I invoke another Lambda function (B) from my main Lambda function (A). B has its timeout set to two minutes. I actually invoke B several times, and I want as many of them to complete as possible within two minutes. If any of them don't complete within two minutes (they're highly variable and unpredictable), I just live without the result from those ones.

How can I detect when B has timed out, so I can carry on with the rest of my code? I was expecting Lambda to return a response with some kind of status when it times out, but it seems that since the function times out, it just craps out altogether and there's nothing to return a status.

All I actually get is an exception thrown saying that the signature has expired after five minutes. This is useless though because it means three minutes have elapsed between the function timing out and this exception being thrown (whilst not only risking A timing out as well, but also whilst I'm paying AWS for running A for nothing).

I can post the code but it's just the standard C# code for invoking a Lambda function.

Edit: Note that B runs blocking code in a third party library, so I can't have anything that anticipates the timeout and returns out of the function with a response.

I came up with a relatively simple workaround.

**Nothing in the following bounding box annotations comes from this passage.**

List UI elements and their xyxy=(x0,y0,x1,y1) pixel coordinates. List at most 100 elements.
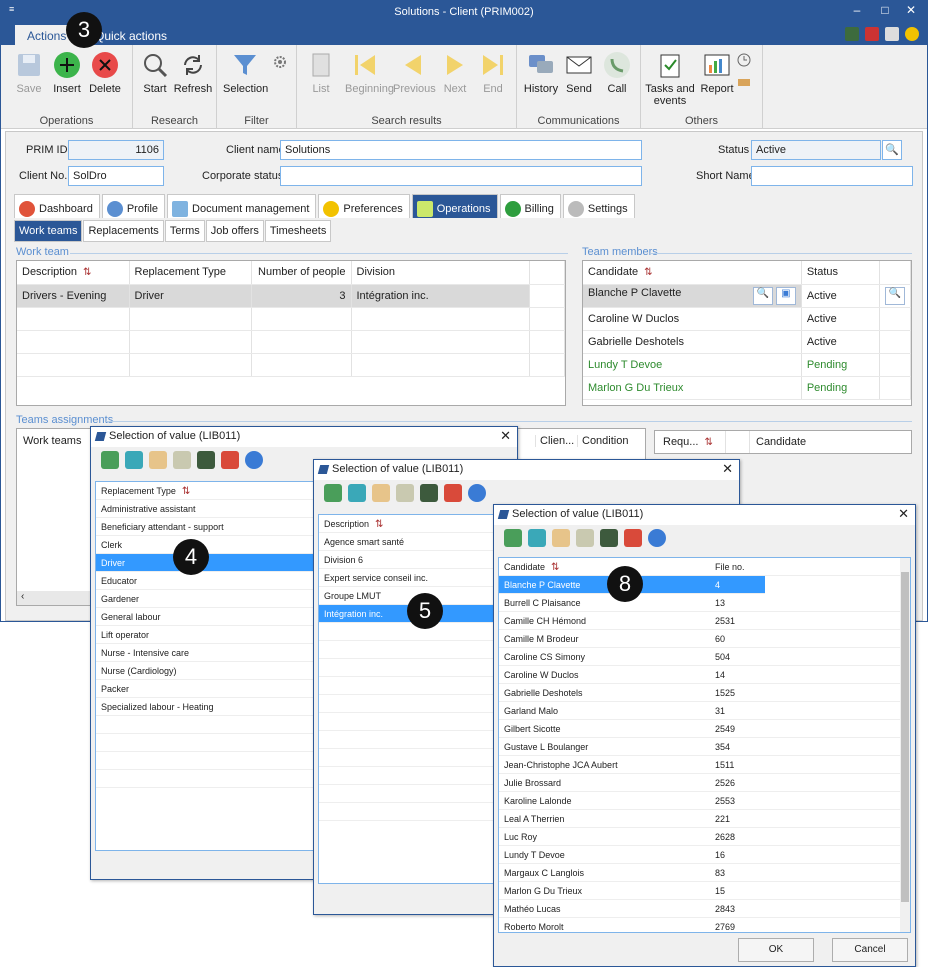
help-icon[interactable] xyxy=(648,529,666,547)
client-no-field[interactable]: SolDro xyxy=(68,166,164,186)
vertical-scrollbar[interactable] xyxy=(900,558,910,932)
table-row[interactable]: Caroline CS Simony 504 xyxy=(499,648,910,666)
table-row[interactable]: Leal A Therrien 221 xyxy=(499,810,910,828)
chart-icon[interactable] xyxy=(396,484,414,502)
close-icon[interactable]: ✕ xyxy=(722,461,733,477)
tab-preferences[interactable]: Preferences xyxy=(318,194,410,218)
table-row[interactable]: Julie Brossard 2526 xyxy=(499,774,910,792)
list-item[interactable] xyxy=(319,749,495,767)
start-button[interactable]: Start xyxy=(135,51,175,95)
list-item[interactable]: Nurse (Cardiology) xyxy=(96,662,316,680)
tab-billing[interactable]: Billing xyxy=(499,194,561,218)
table-row[interactable]: Gabrielle Deshotels Active xyxy=(583,330,911,354)
subtab-work-teams[interactable]: Work teams xyxy=(14,220,83,242)
previous-button[interactable]: Previous xyxy=(393,51,436,95)
search-add-icon[interactable] xyxy=(101,451,119,469)
close-icon[interactable]: ✕ xyxy=(898,506,909,522)
list-item[interactable]: Educator xyxy=(96,572,316,590)
list-item[interactable] xyxy=(319,659,495,677)
selection-button[interactable]: Selection xyxy=(223,51,268,95)
tab-dashboard[interactable]: Dashboard xyxy=(14,194,100,218)
list-item[interactable] xyxy=(319,731,495,749)
subtab-replacements[interactable]: Replacements xyxy=(83,220,164,242)
search-add-icon[interactable] xyxy=(504,529,522,547)
list-item[interactable] xyxy=(96,752,316,770)
gear-icon[interactable] xyxy=(273,55,287,69)
list-item[interactable] xyxy=(319,803,495,821)
next-button[interactable]: Next xyxy=(435,51,475,95)
clock-icon[interactable] xyxy=(737,53,751,67)
list-item[interactable]: Expert service conseil inc. xyxy=(319,569,495,587)
short-name-field[interactable] xyxy=(751,166,913,186)
list-item[interactable]: Groupe LMUT xyxy=(319,587,495,605)
corporate-status-field[interactable] xyxy=(280,166,642,186)
history-button[interactable]: History xyxy=(521,51,561,95)
calculator-icon[interactable] xyxy=(197,451,215,469)
subtab-timesheets[interactable]: Timesheets xyxy=(264,220,332,242)
list-item[interactable]: Beneficiary attendant - support xyxy=(96,518,316,536)
minimize-button[interactable]: – xyxy=(845,3,869,17)
maximize-button[interactable]: □ xyxy=(873,3,897,17)
table-row[interactable]: Gabrielle Deshotels 1525 xyxy=(499,684,910,702)
list-item[interactable]: General labour xyxy=(96,608,316,626)
list-item[interactable] xyxy=(319,641,495,659)
list-item[interactable]: Specialized labour - Heating xyxy=(96,698,316,716)
send-button[interactable]: Send xyxy=(559,51,599,95)
table-row[interactable]: Marlon G Du Trieux 15 xyxy=(499,882,910,900)
list-item[interactable]: Administrative assistant xyxy=(96,500,316,518)
calendar-icon[interactable] xyxy=(865,27,879,41)
subtab-terms[interactable]: Terms xyxy=(164,220,205,242)
save-button[interactable]: Save xyxy=(9,51,49,95)
calculator-icon[interactable] xyxy=(420,484,438,502)
report-button[interactable]: Report xyxy=(697,51,737,95)
calendar-icon[interactable] xyxy=(444,484,462,502)
close-icon[interactable]: ✕ xyxy=(500,428,511,444)
filter-icon[interactable] xyxy=(125,451,143,469)
calendar-icon[interactable] xyxy=(624,529,642,547)
calculator-icon[interactable] xyxy=(845,27,859,41)
table-row[interactable]: Jean-Christophe JCA Aubert 1511 xyxy=(499,756,910,774)
table-row[interactable]: Lundy T Devoe Pending xyxy=(583,353,911,377)
filter-icon[interactable] xyxy=(528,529,546,547)
list-item[interactable] xyxy=(96,734,316,752)
filter-icon[interactable] xyxy=(348,484,366,502)
tasks-events-button[interactable]: Tasks and events xyxy=(645,51,695,107)
list-item[interactable] xyxy=(319,695,495,713)
scrollbar-thumb[interactable] xyxy=(901,572,909,902)
search-add-icon[interactable] xyxy=(324,484,342,502)
table-row[interactable]: Karoline Lalonde 2553 xyxy=(499,792,910,810)
table-row[interactable]: Camille CH Hémond 2531 xyxy=(499,612,910,630)
list-item[interactable] xyxy=(96,716,316,734)
client-name-field[interactable]: Solutions xyxy=(280,140,642,160)
list-item[interactable] xyxy=(319,623,495,641)
table-row[interactable]: Mathéo Lucas 2843 xyxy=(499,900,910,918)
table-row[interactable]: Garland Malo 31 xyxy=(499,702,910,720)
beginning-button[interactable]: Beginning xyxy=(345,51,394,95)
list-header[interactable]: Description ⇅ xyxy=(319,515,495,533)
table-row[interactable]: Burrell C Plaisance 13 xyxy=(499,594,910,612)
chart-icon[interactable] xyxy=(576,529,594,547)
table-row[interactable]: Caroline W Duclos Active xyxy=(583,307,911,331)
table-row[interactable]: Roberto Morolt 2769 xyxy=(499,918,910,932)
close-button[interactable]: ✕ xyxy=(899,3,923,17)
inbox-icon[interactable] xyxy=(149,451,167,469)
list-item[interactable] xyxy=(319,785,495,803)
lock-icon[interactable] xyxy=(885,27,899,41)
tab-profile[interactable]: Profile xyxy=(101,194,166,218)
table-row[interactable]: Marlon G Du Trieux Pending xyxy=(583,376,911,400)
help-icon[interactable] xyxy=(245,451,263,469)
status-search-button[interactable]: 🔍 xyxy=(882,140,902,160)
list-item[interactable]: Agence smart santé xyxy=(319,533,495,551)
inbox-icon[interactable] xyxy=(552,529,570,547)
help-icon[interactable] xyxy=(468,484,486,502)
list-item[interactable]: Nurse - Intensive care xyxy=(96,644,316,662)
list-item[interactable]: Packer xyxy=(96,680,316,698)
list-item[interactable] xyxy=(96,770,316,788)
list-item[interactable] xyxy=(319,713,495,731)
help-icon[interactable] xyxy=(905,27,919,41)
subtab-job-offers[interactable]: Job offers xyxy=(205,220,264,242)
refresh-button[interactable]: Refresh xyxy=(173,51,213,95)
end-button[interactable]: End xyxy=(473,51,513,95)
list-button[interactable]: List xyxy=(301,51,341,95)
table-row[interactable]: Camille M Brodeur 60 xyxy=(499,630,910,648)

1. Lambda function A sends Lambda function B the timeout time along with the rest of the request payload.
2. Lambda function B then sets up two tasks - one (B1) to do the work and another (B2) that waits for the timeout time.
3. B1 and B2 are then invoked via Task.WhenAny().
4. If B1 completes first then I return the calculation result.
5. If B2 completes first then I return a result saying that it timed out.
6. In either case, B completes cleanly and the instance becomes available for another invocation (or closes if it isn't used again of course).

This means that I can calcuate the timeout in A, and if that's enough time for B to give me a result then great. If it doesn't then that's okay too, and B never runs for longer than I need it to, and therefore doesn't waste resources.